6. The multi-gun simultaneous charging and discharging system according to claim 5, wherein the controlling of the output power when the master charging gun and the slave charging gun are charged comprises:

respectively acquiring the maximum efficiency point information of each charging gun connected with the electric automobile, wherein the maximum efficiency point information comprises: the charging system comprises first indication information and second indication information, wherein the first indication information indicates the highest charging efficiency of a corresponding charging gun under different output voltages, the second indication information indicates the optimal output power of the corresponding charging gun under the different output voltages, and the optimal output power is the output power corresponding to the highest charging efficiency obtained by the corresponding charging gun under the corresponding output voltage;

based on the required power of the electric automobile, the highest charging efficiency and the optimal output power of the charging guns under the charging voltage, controlling the main charging gun to charge the electric automobile with target output power, and controlling each secondary charging gun to charge the electric automobile, so that the total output power of each charging gun is not less than the required power;

and the target output power is the optimal output power of the main charging gun under the charging voltage.

7. The multi-gun charging system according to claim 6, wherein the master-slave gun power control function further comprises:

8. The multi-gun simultaneous charging system according to claim 6, wherein:

each charging pile is also provided with a charging and discharging detection function;

9. The multi-gun simultaneous charging system according to any one of claims 1 to 4, characterized in that:

the multi-gun charging system further comprises a server, and the server is in communication connection with the charging pile.

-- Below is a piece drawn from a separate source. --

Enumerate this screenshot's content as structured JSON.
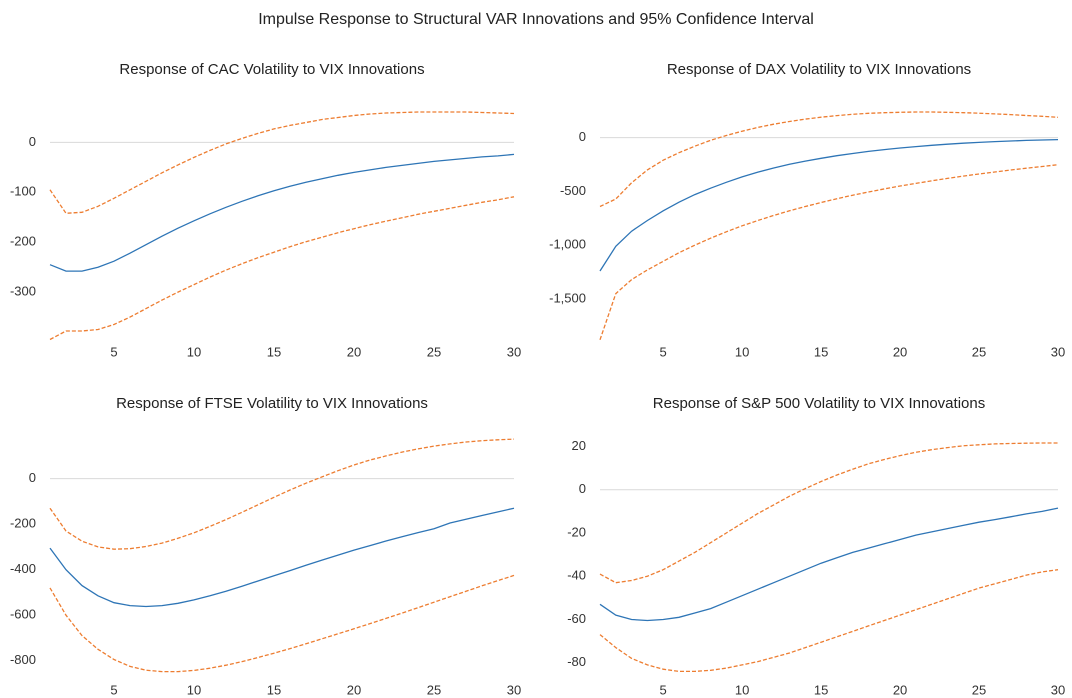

10. The multi-gun simultaneous charging system according to claim 9, wherein:

the server is configured with a charging pile distribution function;

the distribution function of the charging pile is as follows: distributing available charging piles for the electric automobiles based on the charging information of the electric automobiles driving into the charging station at present, and feeding back navigation information of the corresponding available charging piles to the corresponding electric automobiles;

wherein the charging information includes the number of charging sockets of the electric vehicle.